I asked Marina if she could come to terms with life under DNR.

“We came to terms with that back in July,” she says with a tired sigh. “We’ve already realized we were dumped and our only hope is ourselves now”.

How many people do you think will not survive the winter?

Schools and kindergartens never opened in Donetsk. A university where DNR authorities tried to change the management announced that it will not submit to the “republic” and will relocate to a safe city. Some universities are allegedly receiving applications, but the number of applicants can be counted on the fingers of one hand. Hospitals work after a fashion but there are few doctors left, and ambulances cannot cope with all the calls. The treasury of both the regions is still blocked, public sector workers have to go to neighboring regions for money. But people are already used to that. What they have not become used to is the cold as the winter creeps in and the heating issue still hasn’t been resolved.

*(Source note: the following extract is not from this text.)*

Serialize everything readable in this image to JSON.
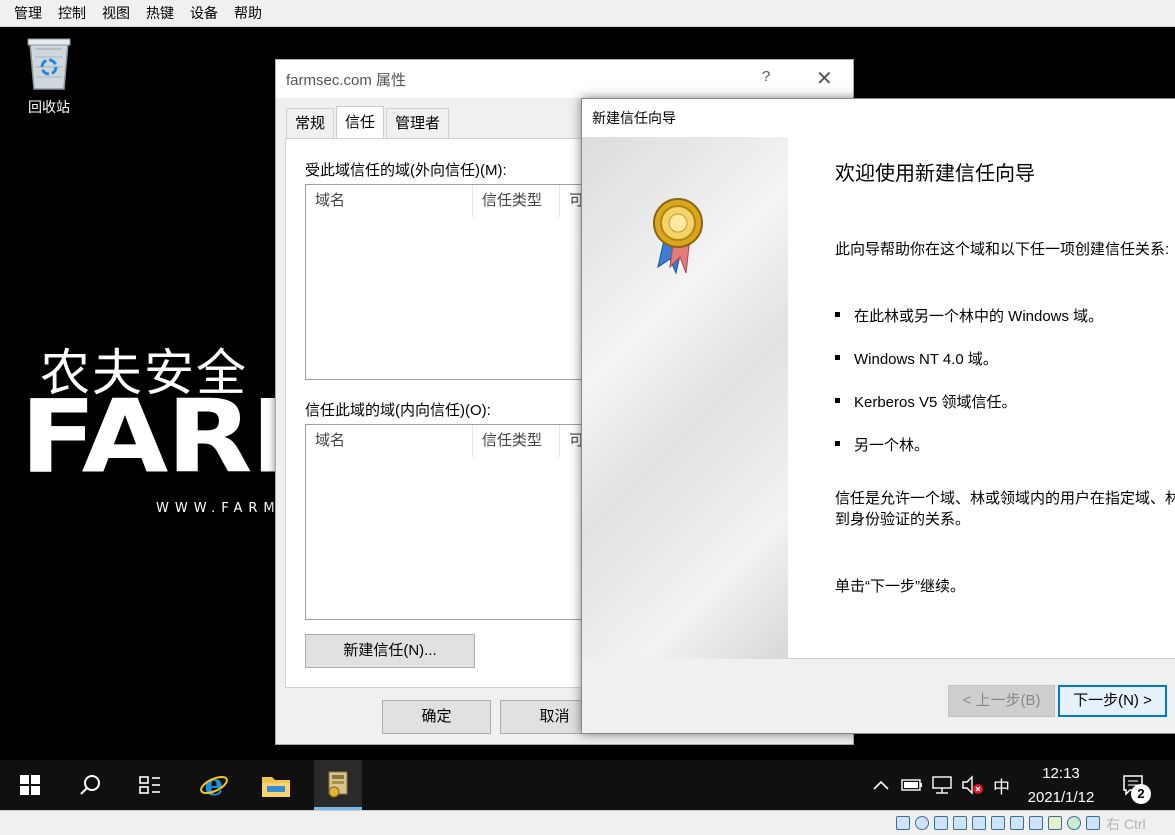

“If now we are buying medicines and food for our people, soon we will have to provide coal stoves and warm clothes,” Marina says. “We are wondering where we will get the coal… How many people do you think won’t survive the winter?”

The people of Donbas suddenly found themselves face to face with this strange, foreign world with upside-down values, where a careless word may land you in a torture chamber, where a careless step can cause a mine can explode beneath your feet, where sometimes you you have no money for even for bread, where culture has been replaced by a fearful silence.

Donbas has not become a “grey area”. Donbas has turned into a black field where nothing can grow. You can no longer have a life on this field, you can only make war. And despite this strange nominal ceasefire that has veiled the eyes of Ukrainians and the rest of the world, the war in the otherworldly East continues.